There are occasions on which my sister and I each brought a new boyfriend to meet the parents. The trees that they each planted, much like the relationships, have since ceased to be – one perished in a bonfire that got briefly out of control, the other didn’t survive a wallaby attack. The trees, that is, not the relationships.

Twelve months ago dad had an aggressive cancer return to his liver, which he continues to undergo treatment for. More than ever, nature is therapy, an allegory, a reminder of mortality.

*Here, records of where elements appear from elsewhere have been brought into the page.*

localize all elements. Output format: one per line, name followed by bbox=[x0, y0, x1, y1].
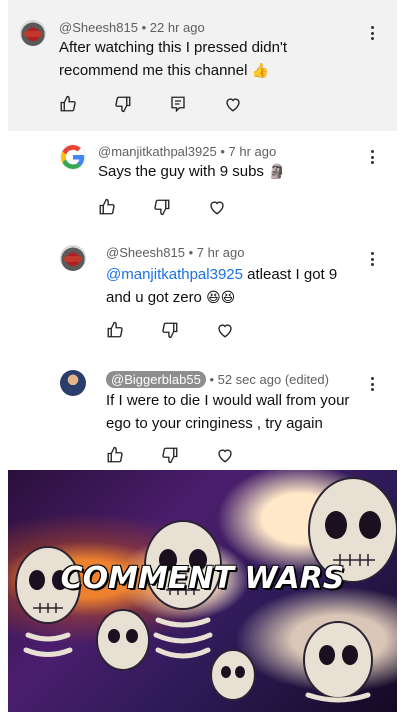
thumbs-down-icon[interactable] bbox=[114, 95, 132, 113]
comment-actions bbox=[59, 95, 279, 113]
thumbs-up-icon[interactable] bbox=[59, 95, 77, 113]
author-name[interactable]: @manjitkathpal3925 bbox=[98, 144, 217, 159]
comment-meta: @manjitkathpal3925 • 7 hr ago bbox=[98, 144, 277, 159]
timestamp: 7 hr ago bbox=[228, 144, 277, 159]
avatar[interactable] bbox=[60, 245, 86, 271]
comment-meta: @Sheesh815 • 7 hr ago bbox=[106, 245, 245, 260]
heart-icon[interactable] bbox=[216, 321, 234, 339]
thumbs-up-icon[interactable] bbox=[106, 321, 124, 339]
heart-icon[interactable] bbox=[208, 198, 226, 216]
emoji: 😆😆 bbox=[206, 290, 236, 306]
comment-text: Says the guy with 9 subs 🗿 bbox=[98, 163, 286, 180]
more-vert-icon[interactable] bbox=[367, 148, 377, 166]
thumbs-up-icon[interactable] bbox=[98, 198, 116, 216]
comment-meta: @Biggerblab55 • 52 sec ago (edited) bbox=[106, 371, 329, 388]
avatar[interactable] bbox=[20, 20, 46, 46]
comment-text: @manjitkathpal3925 atleast I got 9 and u… bbox=[106, 266, 338, 306]
author-name[interactable]: @Biggerblab55 bbox=[106, 371, 206, 388]
meme-caption: COMMENT WARS bbox=[60, 561, 345, 596]
thumbs-down-icon[interactable] bbox=[153, 198, 171, 216]
comment-text: If I were to die I would wall from your … bbox=[106, 392, 350, 432]
google-logo-icon bbox=[61, 145, 85, 169]
reply-icon[interactable] bbox=[169, 95, 187, 113]
replies-list: @manjitkathpal3925 • 7 hr ago Says the g… bbox=[8, 131, 397, 463]
more-vert-icon[interactable] bbox=[367, 24, 377, 42]
timestamp: 52 sec ago (edited) bbox=[217, 372, 329, 387]
emoji: 👍 bbox=[251, 63, 270, 79]
comment-actions bbox=[106, 321, 271, 339]
avatar[interactable] bbox=[60, 370, 86, 396]
heart-icon[interactable] bbox=[224, 95, 242, 113]
comment-thread-top: @Sheesh815 • 22 hr ago After watching th… bbox=[8, 0, 397, 131]
author-name[interactable]: @Sheesh815 bbox=[106, 245, 185, 260]
more-vert-icon[interactable] bbox=[367, 375, 377, 393]
author-name[interactable]: @Sheesh815 bbox=[59, 20, 138, 35]
timestamp: 22 hr ago bbox=[149, 20, 205, 35]
avatar[interactable] bbox=[60, 144, 86, 170]
meme-image: COMMENT WARS bbox=[8, 470, 397, 712]
comment-text: After watching this I pressed didn't rec… bbox=[59, 39, 287, 79]
emoji: 🗿 bbox=[268, 164, 286, 180]
thumbs-up-icon[interactable] bbox=[106, 446, 124, 463]
thumbs-down-icon[interactable] bbox=[161, 321, 179, 339]
comment-actions bbox=[98, 198, 263, 216]
timestamp: 7 hr ago bbox=[196, 245, 245, 260]
heart-icon[interactable] bbox=[216, 446, 234, 463]
more-vert-icon[interactable] bbox=[367, 250, 377, 268]
comment-meta: @Sheesh815 • 22 hr ago bbox=[59, 20, 205, 35]
mention-link[interactable]: @manjitkathpal3925 bbox=[106, 266, 243, 283]
thumbs-down-icon[interactable] bbox=[161, 446, 179, 463]
comment-actions bbox=[106, 446, 271, 463]
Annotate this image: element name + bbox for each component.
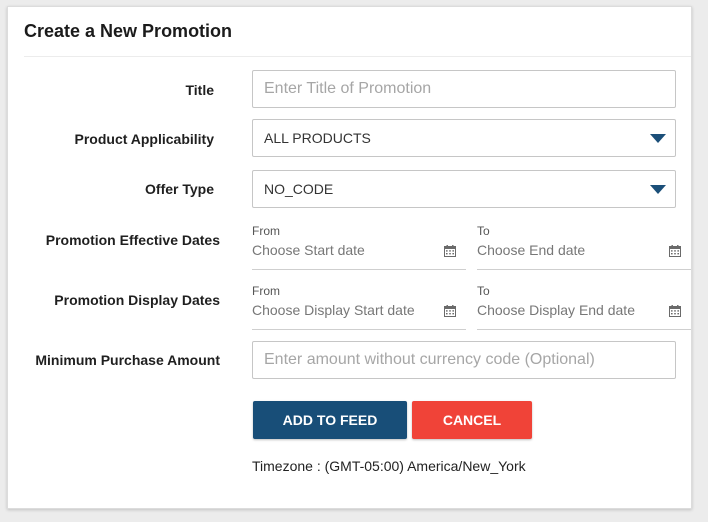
to-label: To	[477, 224, 490, 238]
effective-end-date-input[interactable]: Choose End date	[477, 239, 691, 270]
display-end-date-input[interactable]: Choose Display End date	[477, 299, 691, 330]
minimum-purchase-input[interactable]	[252, 341, 676, 379]
offer-type-label: Offer Type	[145, 181, 214, 197]
effective-dates-label: Promotion Effective Dates	[45, 232, 220, 248]
calendar-icon[interactable]	[669, 245, 681, 257]
from-label: From	[252, 224, 280, 238]
caret-down-icon	[650, 185, 666, 194]
display-end-date-placeholder: Choose Display End date	[477, 302, 635, 318]
to-label: To	[477, 284, 490, 298]
effective-end-date-group: To Choose End date	[477, 224, 691, 274]
effective-start-date-input[interactable]: Choose Start date	[252, 239, 466, 270]
display-dates-label: Promotion Display Dates	[54, 292, 220, 308]
display-end-date-group: To Choose Display End date	[477, 284, 691, 334]
create-promotion-card: Create a New Promotion Title Product App…	[7, 6, 692, 509]
from-label: From	[252, 284, 280, 298]
product-applicability-select[interactable]: ALL PRODUCTS	[252, 119, 676, 157]
calendar-icon[interactable]	[444, 245, 456, 257]
display-start-date-placeholder: Choose Display Start date	[252, 302, 415, 318]
product-applicability-value: ALL PRODUCTS	[264, 130, 371, 146]
add-to-feed-button[interactable]: ADD TO FEED	[253, 401, 407, 439]
display-start-date-group: From Choose Display Start date	[252, 284, 466, 334]
title-divider	[24, 56, 691, 57]
end-date-placeholder: Choose End date	[477, 242, 586, 258]
offer-type-value: NO_CODE	[264, 181, 334, 197]
caret-down-icon	[650, 134, 666, 143]
display-start-date-input[interactable]: Choose Display Start date	[252, 299, 466, 330]
title-label: Title	[185, 82, 214, 98]
title-input[interactable]	[252, 70, 676, 108]
cancel-button[interactable]: CANCEL	[412, 401, 532, 439]
start-date-placeholder: Choose Start date	[252, 242, 365, 258]
calendar-icon[interactable]	[669, 305, 681, 317]
offer-type-select[interactable]: NO_CODE	[252, 170, 676, 208]
page-title: Create a New Promotion	[24, 21, 233, 41]
timezone-text: Timezone : (GMT-05:00) America/New_York	[252, 458, 526, 474]
effective-start-date-group: From Choose Start date	[252, 224, 466, 274]
minimum-purchase-label: Minimum Purchase Amount	[35, 352, 220, 368]
calendar-icon[interactable]	[444, 305, 456, 317]
product-applicability-label: Product Applicability	[74, 131, 215, 147]
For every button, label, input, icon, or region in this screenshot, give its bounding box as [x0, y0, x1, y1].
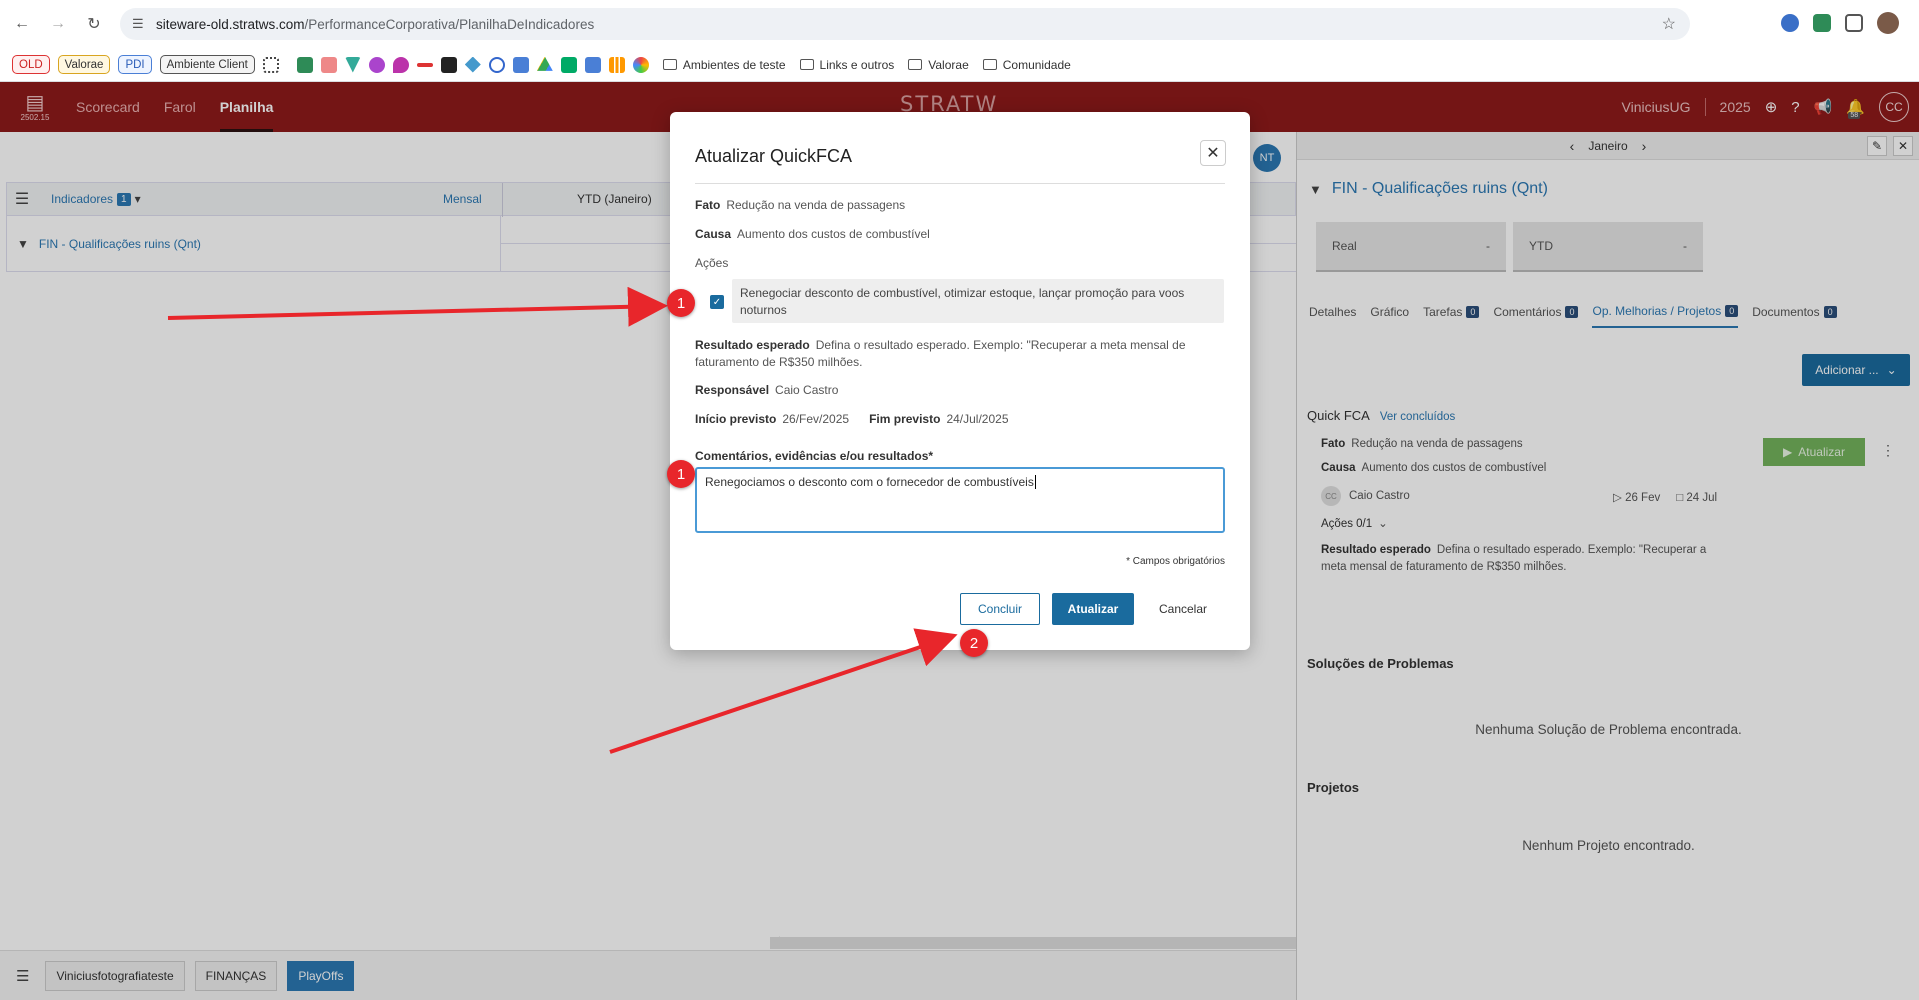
bookmark-folder-label: Links e outros	[819, 57, 895, 72]
url-host: siteware-old.stratws.com	[156, 16, 305, 32]
bookmark-icon[interactable]	[416, 62, 433, 67]
comentarios-value: Renegociamos o desconto com o fornecedor…	[705, 475, 1034, 489]
back-icon[interactable]: ←	[8, 10, 36, 38]
bookmark-pdi[interactable]: PDI	[118, 55, 152, 74]
bookmark-icon[interactable]	[632, 56, 649, 73]
annotation-marker-1: 1	[667, 289, 695, 317]
bookmark-star-icon[interactable]: ☆	[1662, 14, 1676, 34]
resultado-row: Resultado esperado Defina o resultado esp…	[695, 337, 1225, 371]
forward-icon[interactable]: →	[44, 10, 72, 38]
drive-icon[interactable]	[536, 56, 553, 71]
causa-label: Causa	[695, 227, 732, 241]
divider	[695, 183, 1225, 184]
bookmark-folder-label: Comunidade	[1002, 57, 1071, 72]
close-icon[interactable]: ✕	[1200, 140, 1226, 166]
extension-icon[interactable]	[1813, 14, 1831, 32]
text-cursor	[1034, 475, 1036, 489]
resultado-text-2: faturamento de R$350 milhões.	[695, 355, 863, 369]
url-path: /PerformanceCorporativa/PlanilhaDeIndica…	[304, 16, 595, 32]
comentarios-field[interactable]: Renegociamos o desconto com o fornecedor…	[695, 467, 1225, 533]
causa-row: Causa Aumento dos custos de combustível	[695, 227, 930, 241]
bookmark-folder[interactable]: Valorae	[908, 57, 969, 72]
fato-value: Redução na venda de passagens	[726, 198, 906, 212]
profile-avatar[interactable]	[1877, 12, 1899, 34]
causa-value: Aumento dos custos de combustível	[737, 227, 930, 241]
bookmark-folder-label: Valorae	[928, 57, 969, 72]
browser-toolbar: ← → ↻ ☰ siteware-old.stratws.com/Perform…	[0, 0, 1919, 48]
concluir-button[interactable]: Concluir	[960, 593, 1040, 625]
bookmark-icon[interactable]	[464, 56, 481, 73]
site-settings-icon[interactable]: ☰	[132, 16, 144, 32]
responsavel-label: Responsável	[695, 383, 770, 397]
bookmark-old[interactable]: OLD	[12, 55, 50, 74]
bookmarks-bar: OLD Valorae PDI Ambiente Client Ambiente…	[0, 48, 1919, 82]
bookmark-icon[interactable]	[296, 56, 313, 73]
comentarios-label: Comentários, evidências e/ou resultados*	[695, 449, 934, 463]
required-note: * Campos obrigatórios	[1126, 556, 1225, 567]
bookmark-icon[interactable]	[488, 56, 505, 73]
reload-icon[interactable]: ↻	[80, 10, 108, 38]
cancelar-button[interactable]: Cancelar	[1148, 593, 1218, 625]
acao-checkbox[interactable]: ✓	[710, 295, 724, 309]
annotation-marker-1b: 1	[667, 460, 695, 488]
extensions-area	[1781, 12, 1899, 34]
acao-item: Renegociar desconto de combustível, otim…	[732, 279, 1224, 323]
bookmark-icon[interactable]	[344, 56, 361, 73]
annotation-marker-2: 2	[960, 629, 988, 657]
extension-icon[interactable]	[1781, 14, 1799, 32]
bookmark-icon[interactable]	[584, 56, 601, 73]
folder-icon	[908, 59, 923, 70]
bookmark-folder-label: Ambientes de teste	[682, 57, 786, 72]
bookmark-valorae[interactable]: Valorae	[57, 55, 111, 74]
fato-row: Fato Redução na venda de passagens	[695, 198, 905, 212]
modal-title: Atualizar QuickFCA	[695, 146, 853, 166]
folder-icon	[799, 59, 814, 70]
bookmark-icon[interactable]	[320, 56, 337, 73]
bookmark-icon[interactable]	[392, 56, 409, 73]
acoes-label: Ações	[695, 256, 729, 270]
inicio-value: 26/Fev/2025	[782, 412, 850, 426]
bookmark-icon[interactable]	[368, 56, 385, 73]
apps-grid-icon[interactable]	[262, 56, 279, 73]
atualizar-quickfca-modal: Atualizar QuickFCA ✕ Fato Redução na vend…	[670, 112, 1250, 650]
resultado-label: Resultado esperado	[695, 338, 810, 352]
puzzle-icon[interactable]	[1845, 14, 1863, 32]
responsavel-row: Responsável Caio Castro	[695, 383, 838, 397]
fato-label: Fato	[695, 198, 721, 212]
bookmark-ambiente-client[interactable]: Ambiente Client	[159, 55, 255, 74]
bookmark-icon[interactable]	[560, 56, 577, 73]
bookmark-icon[interactable]	[608, 56, 625, 73]
responsavel-value: Caio Castro	[775, 383, 839, 397]
bookmark-icon[interactable]	[440, 56, 457, 73]
fim-label: Fim previsto	[869, 412, 941, 426]
bookmark-folder[interactable]: Links e outros	[799, 57, 895, 72]
resultado-text-1: Defina o resultado esperado. Exemplo: "R…	[815, 338, 1186, 352]
folder-icon	[982, 59, 997, 70]
folder-icon	[662, 59, 677, 70]
fim-value: 24/Jul/2025	[946, 412, 1009, 426]
inicio-label: Início previsto	[695, 412, 777, 426]
address-bar[interactable]: ☰ siteware-old.stratws.com/PerformanceCo…	[120, 8, 1690, 40]
bookmark-icon[interactable]	[512, 56, 529, 73]
bookmark-folder[interactable]: Ambientes de teste	[662, 57, 786, 72]
bookmark-folder[interactable]: Comunidade	[982, 57, 1071, 72]
dates-row: Início previsto 26/Fev/2025 Fim previsto 24…	[695, 412, 1009, 426]
atualizar-button[interactable]: Atualizar	[1052, 593, 1134, 625]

Every year my parents send an annual ‘Christmas letter’. There are the usual paragraphs updating their friends on the lives of my sister and I, and always, a slightly lengthier paragraph dedicated to developments within the garden – from the long term investment planting of a grove of Magnolias to the get-rich-quick scheme of a fresh bed of bright and cheerful annuals.

The cancer remains in a holding pattern. When the time came to pen their annual update last year they wrote, “We are planting many long-lived plants that will take many years before one might expect a spectacle of flowering. We suppose this is a form of optimism.”

I trawl through the recent archives of these letters, tracing life within the landscape: “More macadamias are being planted by the neighbours, and familiar landmarks are being removed. The mango tree, the bamboo clump, the old pigsty, and the raspberry patch have all [gone]. Now the beautiful old Camphor Laurel strip is about to go. There is a Landcare group in the street, and while this should be a good thing, we sometimes find ourselves critical of their efforts to make the world a better place. Often, alien organisms are removed but are merely replaced with less attractive alien organisms of a different species. It seems like much damage is being done in the name of conservation.”

Perhaps dad of 30 years ago would have disagreed with his own ideas at 65.

They show that man was here.

Weighing a small mammal in Kakadu National Park c.1987. This was part of a capture release trapping program.